Interloqués par cette pratique inhabituelle en Touraine, les prétendants se voyaient tous répondre : « Vous ne voyez en moi qu'une morue que vous entendriez bien tous dessaler. Je m'en charge moi-même et vous prie de bien vouloir passer votre chemin ! » L'anecdote fit le tour de toute la marine de Loire et il n'était pas rare de voir des mariniers venir lui conter fleurette en lui apportant un « stockfish » dur comme pierre.

Dame Claude s'en amusa avant que de se lasser du manège tout autant que de manger plus souvent qu'à son tour du poisson : un privilège dont elle ne mesurait pas l'importance. C'est ainsi qu'elle se décida à changer d'existence sans à devoir le faire comme nombre de ses amies par le truchement du mariage.

Elle alla gagner la troupe des lavandières qui sévissaient de la langue et du battoir dans le lavoir installé sur la Bresme, un petit affluent de la Loire. Elle y fit rapidement son trou même si les commères trouvaient fort surprenant que la Dame Claude ne profite pas d'avantages dont la nature l'avait comblée, pour faire beau et riche mariage.

Si les langues allaient bon train à ce propos, curieusement ce n'était jamais au lavoir tant la Dame Claude avait fait l'unanimité par une gentillesse en proportion de ses talents esthétiques. Elle avait trouvé sa place et acceptait comme ses collègues les contraintes d'un métier très rude. Cependant, il se trouvait encore quelques courageux pour venir tourner autour d'elle alors qu'elle était à l'ouvrage en dépit des remarques acerbes que leur présence déclenchait dans cette noble académie du battoir.

Sa vie se serait passée ainsi, respectant un choix qui quoique étonnant pour beaucoup, était respecté.
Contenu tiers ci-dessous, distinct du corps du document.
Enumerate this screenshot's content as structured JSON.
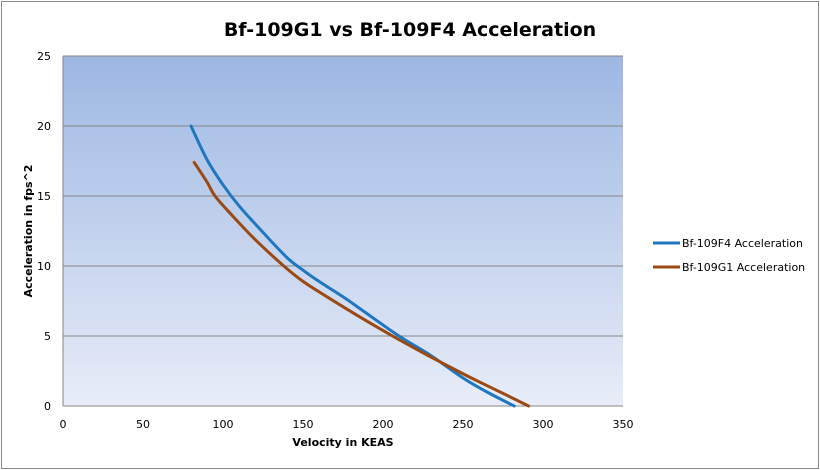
{
  "chart_data": {
    "type": "line",
    "title": "Bf-109G1 vs Bf-109F4 Acceleration",
    "xlabel": "Velocity in KEAS",
    "ylabel": "Acceleration in fps^2",
    "xlim": [
      0,
      350
    ],
    "ylim": [
      0,
      25
    ],
    "xticks": [
      0,
      50,
      100,
      150,
      200,
      250,
      300,
      350
    ],
    "yticks": [
      0,
      5,
      10,
      15,
      20,
      25
    ],
    "grid": "horizontal",
    "legend_position": "right",
    "series": [
      {
        "name": "Bf-109F4 Acceleration",
        "color": "#1f77c0",
        "points": [
          [
            80,
            20.0
          ],
          [
            90,
            17.6
          ],
          [
            100,
            15.8
          ],
          [
            110,
            14.3
          ],
          [
            125,
            12.4
          ],
          [
            140,
            10.6
          ],
          [
            150,
            9.7
          ],
          [
            160,
            8.9
          ],
          [
            175,
            7.8
          ],
          [
            190,
            6.6
          ],
          [
            210,
            5.0
          ],
          [
            230,
            3.6
          ],
          [
            250,
            2.0
          ],
          [
            265,
            1.0
          ],
          [
            282,
            0
          ]
        ]
      },
      {
        "name": "Bf-109G1 Acceleration",
        "color": "#9a4a12",
        "points": [
          [
            82,
            17.4
          ],
          [
            90,
            16.0
          ],
          [
            95,
            15.0
          ],
          [
            105,
            13.7
          ],
          [
            120,
            11.9
          ],
          [
            138,
            10.0
          ],
          [
            150,
            8.9
          ],
          [
            165,
            7.8
          ],
          [
            185,
            6.4
          ],
          [
            206,
            5.0
          ],
          [
            225,
            3.8
          ],
          [
            245,
            2.6
          ],
          [
            257,
            1.9
          ],
          [
            275,
            0.9
          ],
          [
            291,
            0
          ]
        ]
      }
    ]
  }
}
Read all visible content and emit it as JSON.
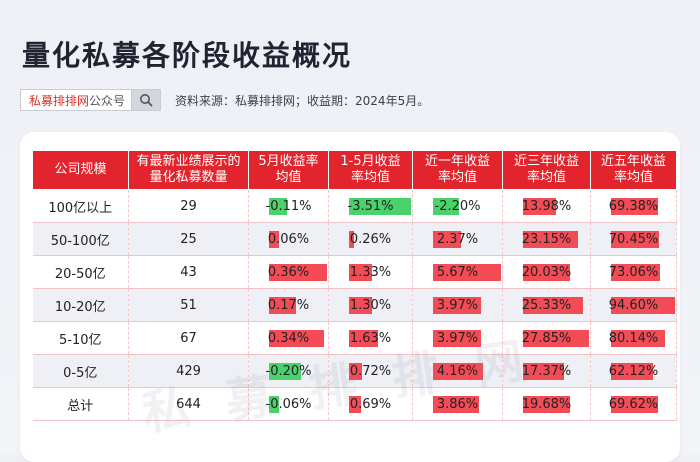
{
  "title": "量化私募各阶段收益概况",
  "source": {
    "brand": "私募排排网",
    "brand_suffix": "公众号",
    "note": "资料来源：私募排排网；收益期：2024年5月。"
  },
  "watermark": "私募排排网",
  "table": {
    "headers": [
      "公司规模",
      "有最新业绩展示的量化私募数量",
      "5月收益率均值",
      "1-5月收益率均值",
      "近一年收益率均值",
      "近三年收益率均值",
      "近五年收益率均值"
    ],
    "rows": [
      {
        "cells": [
          "100亿以上",
          "29",
          "-0.11%",
          "-3.51%",
          "-2.20%",
          "13.98%",
          "69.38%"
        ],
        "vals": [
          -0.11,
          -3.51,
          -2.2,
          13.98,
          69.38
        ]
      },
      {
        "cells": [
          "50-100亿",
          "25",
          "0.06%",
          "0.26%",
          "2.37%",
          "23.15%",
          "70.45%"
        ],
        "vals": [
          0.06,
          0.26,
          2.37,
          23.15,
          70.45
        ]
      },
      {
        "cells": [
          "20-50亿",
          "43",
          "0.36%",
          "1.33%",
          "5.67%",
          "20.03%",
          "73.06%"
        ],
        "vals": [
          0.36,
          1.33,
          5.67,
          20.03,
          73.06
        ]
      },
      {
        "cells": [
          "10-20亿",
          "51",
          "0.17%",
          "1.30%",
          "3.97%",
          "25.33%",
          "94.60%"
        ],
        "vals": [
          0.17,
          1.3,
          3.97,
          25.33,
          94.6
        ]
      },
      {
        "cells": [
          "5-10亿",
          "67",
          "0.34%",
          "1.63%",
          "3.97%",
          "27.85%",
          "80.14%"
        ],
        "vals": [
          0.34,
          1.63,
          3.97,
          27.85,
          80.14
        ]
      },
      {
        "cells": [
          "0-5亿",
          "429",
          "-0.20%",
          "0.72%",
          "4.16%",
          "17.37%",
          "62.12%"
        ],
        "vals": [
          -0.2,
          0.72,
          4.16,
          17.37,
          62.12
        ]
      },
      {
        "cells": [
          "总计",
          "644",
          "-0.06%",
          "0.69%",
          "3.86%",
          "19.68%",
          "69.62%"
        ],
        "vals": [
          -0.06,
          0.69,
          3.86,
          19.68,
          69.62
        ]
      }
    ]
  }
}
Il faut avouer que le harcèlement qu'elle avait subi permettait de comprendre le peu d'envie que la magnifique jeune femme avait de donner sa confiance à un homme. Mais un jour, le destin se mua en tragédie en des circonstances qu’il me revient de vous narrer.

Dame Claude comme toutes les autres lavandières avait des clients fidèles et d'autres plus occasionnels. Il importait de toujours les satisfaire tout en cherchant de nouvelles commandes pour améliorer l'ordinaire. Ce fut ainsi qu'elle entra par la petite porte de la grande histoire même si ce fut en un temps qui ne laissa pas de trace tout en préparant le chemin.
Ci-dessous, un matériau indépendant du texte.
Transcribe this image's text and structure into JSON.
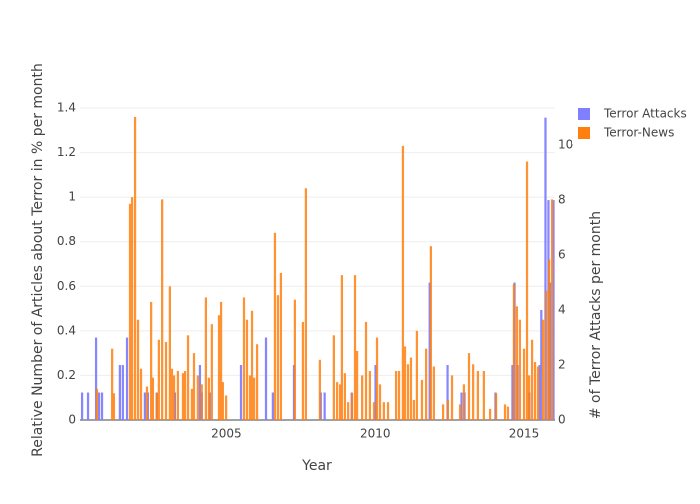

Une vieille lavandière, atteinte par la limite de l'âge, un dos qui ne supportait pas de travailler à genoux et des mains si pleines de crevasses qu'elles ressemblaient à un incunable, un vieux parchemin usé par le temps, lui confia son meilleur client. C'était le tenancier d'une maison borgne : un bordeau dans lequel des dames faisaient de leur corps boutique pour satisfaire la clientèle batelière.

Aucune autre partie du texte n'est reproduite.